Il Guardian ha scritto che il naufragio di domenica rappresenta un fallimento collettivo dell'Europa. Mentre i governi europei discutono di come controllare la migrazione, le persone continuano a morire nel Mediterraneo. Il numero di morti non diminuisce perché il numero di partenze non diminuisce, e le barche rimangono pericolose.

La Guardia costiera italiana ha confermato che continuerà le operazioni di soccorso nel Mediterraneo. Secondo quanto riportato dalla BBC, la Guardia costiera ha coordinato il soccorso di più di 100 mila migranti negli ultimi cinque anni. Ma ogni operazione di soccorso costa risorse, e ogni corpo recuperato rappresenta un fallimento del sistema europeo di gestione della migrazione.

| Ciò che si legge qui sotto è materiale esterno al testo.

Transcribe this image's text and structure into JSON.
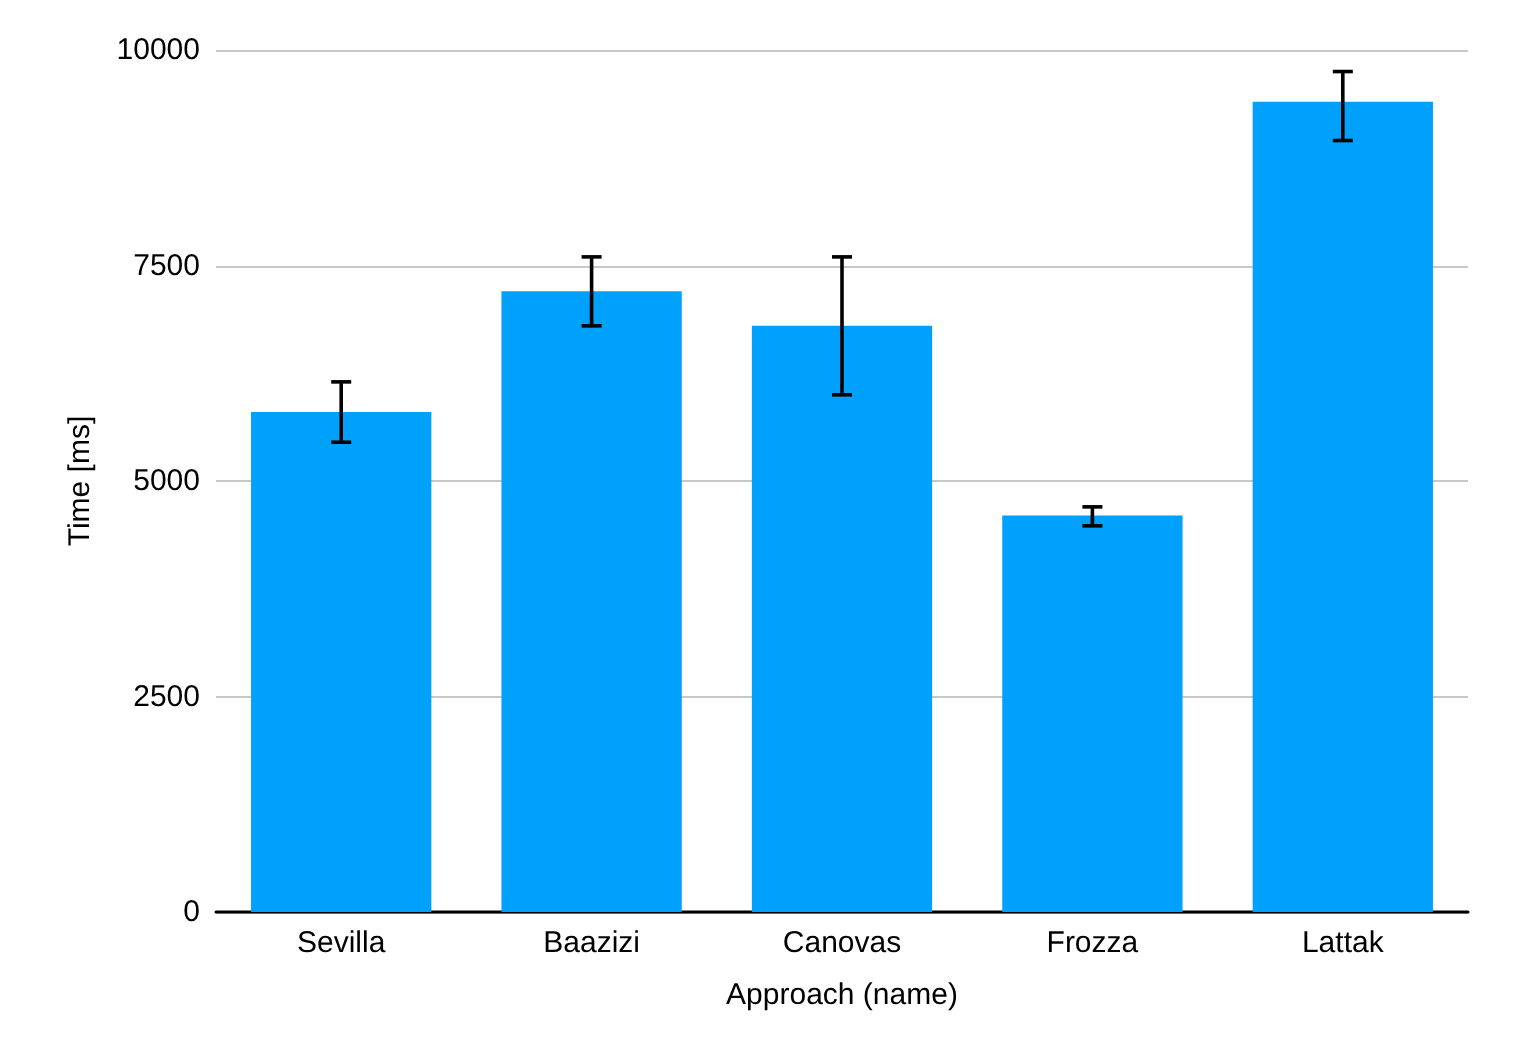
{
  "chart_data": {
    "type": "bar",
    "xlabel": "Approach (name)",
    "ylabel": "Time [ms]",
    "categories": [
      "Sevilla",
      "Baazizi",
      "Canovas",
      "Frozza",
      "Lattak"
    ],
    "values": [
      5800,
      7200,
      6800,
      4600,
      9400
    ],
    "errors": [
      [
        5450,
        6150
      ],
      [
        6800,
        7600
      ],
      [
        6000,
        7600
      ],
      [
        4480,
        4700
      ],
      [
        8950,
        9750
      ]
    ],
    "color": "#00a0fd",
    "ylim": [
      0,
      10000
    ],
    "yticks": [
      0,
      2500,
      5000,
      7500,
      10000
    ],
    "grid": "y"
  }
}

In Calabria, il naufragio di domenica ha aggiunto un ulteriore strato alla crisi migratoria regionale. La regione rimane il punto di osservazione privilegiato per comprendere come l'Europa gestisce la migrazione nel Mediterraneo. E il messaggio che arriva dal mare è chiaro: il sistema non funziona, e le persone continuano a morire.